KILLVILLE MUSEUM ACQUIRES "CHOPPER" McGEE's CHOPPERS
Charles McGee was found guilty of 14 murders that occurred at the end of the nineteenth century. He was the prime suspect in over twenty more, but due to a lack of evidence and a lack of remains, these murder/disappearances remain unsolved
McGee's real teeth along with the rest of him were cremated and carted off to the local pig farm for slop seasoning so these impressions are all that remain of the "Cummington Cannibal".
McGee, a civil war veteran had been a prisoner of war at Andersonville Prison Camp in Georgia where it is estimated that between that nearly 13,000 of the 45,000 men who entered it's gates, died of starvation and disease.
But McGee did not starve. It is thought that this is where he first developed his taste for human flesh out of necessity and most likely it was also the place where he went quite mad.

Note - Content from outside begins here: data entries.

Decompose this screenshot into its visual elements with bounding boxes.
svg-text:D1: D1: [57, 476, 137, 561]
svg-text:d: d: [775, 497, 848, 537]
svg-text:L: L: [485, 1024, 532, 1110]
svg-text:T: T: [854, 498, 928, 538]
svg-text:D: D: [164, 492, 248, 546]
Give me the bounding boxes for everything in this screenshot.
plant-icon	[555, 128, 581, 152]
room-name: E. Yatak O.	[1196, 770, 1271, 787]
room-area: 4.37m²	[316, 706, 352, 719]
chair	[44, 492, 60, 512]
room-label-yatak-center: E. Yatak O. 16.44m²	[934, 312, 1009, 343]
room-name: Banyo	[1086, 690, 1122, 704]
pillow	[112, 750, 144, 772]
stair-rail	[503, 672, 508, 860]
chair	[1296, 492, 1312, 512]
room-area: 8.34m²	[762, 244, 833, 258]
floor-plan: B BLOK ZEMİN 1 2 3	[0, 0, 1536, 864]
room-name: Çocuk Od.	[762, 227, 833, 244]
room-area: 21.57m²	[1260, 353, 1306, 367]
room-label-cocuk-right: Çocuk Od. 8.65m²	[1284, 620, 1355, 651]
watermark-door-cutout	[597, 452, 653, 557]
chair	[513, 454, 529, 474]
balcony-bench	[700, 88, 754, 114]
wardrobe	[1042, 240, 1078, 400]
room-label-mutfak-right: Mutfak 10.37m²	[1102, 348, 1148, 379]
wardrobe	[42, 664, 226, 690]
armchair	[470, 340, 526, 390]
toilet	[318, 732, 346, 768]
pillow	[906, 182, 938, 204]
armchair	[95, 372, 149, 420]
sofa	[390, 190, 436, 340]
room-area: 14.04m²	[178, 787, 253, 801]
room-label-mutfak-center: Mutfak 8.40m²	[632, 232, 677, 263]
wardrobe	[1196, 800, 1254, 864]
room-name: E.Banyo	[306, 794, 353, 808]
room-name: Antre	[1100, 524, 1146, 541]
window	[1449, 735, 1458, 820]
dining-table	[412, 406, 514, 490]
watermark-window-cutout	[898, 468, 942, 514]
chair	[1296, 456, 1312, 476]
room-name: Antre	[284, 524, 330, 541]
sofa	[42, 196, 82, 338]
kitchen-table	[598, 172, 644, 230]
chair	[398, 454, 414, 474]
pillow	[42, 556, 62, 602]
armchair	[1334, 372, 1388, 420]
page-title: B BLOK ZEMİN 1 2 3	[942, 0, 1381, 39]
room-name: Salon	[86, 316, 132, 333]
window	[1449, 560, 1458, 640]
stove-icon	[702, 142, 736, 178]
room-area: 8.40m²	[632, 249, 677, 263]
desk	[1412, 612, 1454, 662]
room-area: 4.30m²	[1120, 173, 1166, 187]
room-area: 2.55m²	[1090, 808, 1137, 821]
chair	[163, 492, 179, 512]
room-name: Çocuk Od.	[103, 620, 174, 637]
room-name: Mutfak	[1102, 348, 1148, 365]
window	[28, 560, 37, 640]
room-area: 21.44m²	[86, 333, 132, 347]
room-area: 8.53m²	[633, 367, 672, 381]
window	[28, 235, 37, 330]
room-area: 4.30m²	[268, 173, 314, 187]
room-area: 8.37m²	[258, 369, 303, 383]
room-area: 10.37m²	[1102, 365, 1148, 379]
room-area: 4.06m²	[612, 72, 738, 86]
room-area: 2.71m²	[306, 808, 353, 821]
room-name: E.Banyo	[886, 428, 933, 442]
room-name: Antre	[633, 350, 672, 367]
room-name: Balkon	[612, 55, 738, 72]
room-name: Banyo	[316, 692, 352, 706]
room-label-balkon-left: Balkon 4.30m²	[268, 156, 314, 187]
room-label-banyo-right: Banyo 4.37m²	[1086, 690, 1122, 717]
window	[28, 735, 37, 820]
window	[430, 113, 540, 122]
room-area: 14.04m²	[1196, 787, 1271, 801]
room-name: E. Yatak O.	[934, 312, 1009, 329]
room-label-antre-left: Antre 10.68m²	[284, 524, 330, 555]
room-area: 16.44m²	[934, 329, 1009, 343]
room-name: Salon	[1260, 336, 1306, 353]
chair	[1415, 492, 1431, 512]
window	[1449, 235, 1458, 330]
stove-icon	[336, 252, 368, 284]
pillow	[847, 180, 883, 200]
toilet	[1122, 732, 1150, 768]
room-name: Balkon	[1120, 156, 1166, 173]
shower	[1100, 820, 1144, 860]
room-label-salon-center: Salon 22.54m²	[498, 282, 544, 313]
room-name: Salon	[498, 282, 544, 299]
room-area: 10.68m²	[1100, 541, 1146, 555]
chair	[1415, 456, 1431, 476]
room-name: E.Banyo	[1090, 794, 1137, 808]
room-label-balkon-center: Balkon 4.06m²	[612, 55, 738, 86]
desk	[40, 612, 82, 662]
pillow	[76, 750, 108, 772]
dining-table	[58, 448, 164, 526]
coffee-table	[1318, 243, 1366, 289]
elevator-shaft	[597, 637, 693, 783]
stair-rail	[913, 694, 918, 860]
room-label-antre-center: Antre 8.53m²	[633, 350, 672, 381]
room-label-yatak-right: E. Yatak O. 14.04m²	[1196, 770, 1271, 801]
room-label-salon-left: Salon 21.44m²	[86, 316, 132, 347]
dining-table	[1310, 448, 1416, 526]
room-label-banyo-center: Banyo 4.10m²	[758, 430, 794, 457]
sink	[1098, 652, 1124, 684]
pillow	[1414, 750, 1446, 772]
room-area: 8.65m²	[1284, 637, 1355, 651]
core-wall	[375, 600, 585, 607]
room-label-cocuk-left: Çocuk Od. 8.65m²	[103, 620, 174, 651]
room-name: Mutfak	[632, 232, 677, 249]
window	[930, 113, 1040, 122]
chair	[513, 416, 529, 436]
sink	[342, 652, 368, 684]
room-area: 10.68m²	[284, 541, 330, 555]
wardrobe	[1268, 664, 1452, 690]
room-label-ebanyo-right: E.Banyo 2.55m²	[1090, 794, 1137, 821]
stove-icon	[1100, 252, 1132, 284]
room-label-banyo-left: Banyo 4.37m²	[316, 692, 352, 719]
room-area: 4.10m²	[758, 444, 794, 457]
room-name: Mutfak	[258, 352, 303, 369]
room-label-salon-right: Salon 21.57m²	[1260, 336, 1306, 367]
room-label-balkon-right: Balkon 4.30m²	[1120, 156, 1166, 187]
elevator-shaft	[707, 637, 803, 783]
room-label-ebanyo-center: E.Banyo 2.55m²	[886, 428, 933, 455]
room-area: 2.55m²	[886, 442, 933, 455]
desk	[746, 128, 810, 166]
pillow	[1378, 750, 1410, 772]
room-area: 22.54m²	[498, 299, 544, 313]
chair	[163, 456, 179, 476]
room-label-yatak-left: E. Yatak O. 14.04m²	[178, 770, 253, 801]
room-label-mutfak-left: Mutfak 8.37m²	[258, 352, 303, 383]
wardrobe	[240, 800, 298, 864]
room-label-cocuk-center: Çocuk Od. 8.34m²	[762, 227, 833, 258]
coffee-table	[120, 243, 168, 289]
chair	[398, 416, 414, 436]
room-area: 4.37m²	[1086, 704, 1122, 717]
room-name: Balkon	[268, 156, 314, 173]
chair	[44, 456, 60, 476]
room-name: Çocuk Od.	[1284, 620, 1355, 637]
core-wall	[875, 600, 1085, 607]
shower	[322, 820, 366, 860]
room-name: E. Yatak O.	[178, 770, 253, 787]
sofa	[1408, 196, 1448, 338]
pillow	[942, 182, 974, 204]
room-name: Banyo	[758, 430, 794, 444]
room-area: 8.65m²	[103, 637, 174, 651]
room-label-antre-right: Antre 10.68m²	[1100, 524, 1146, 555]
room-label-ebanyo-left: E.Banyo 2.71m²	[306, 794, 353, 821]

He came home in 1865 and retired to the family farm in the hills.
He led a hermit-like existence, coming to town occasionally for supplies and no one paid too much attention to him until a gruesome trail of human remains led authorities to his farm in the fall of 1892. The subsequent trial was a sensation, drawing reporters from as far as Europe. McGee was quickly found guilty and sentenced to death. The public understandably wanted swift retribution and the sentence was carried out in due haste. Whatever happened to the twenty other victims and wherever their bodies might lie will never be known. McGee took those secrets to the grave.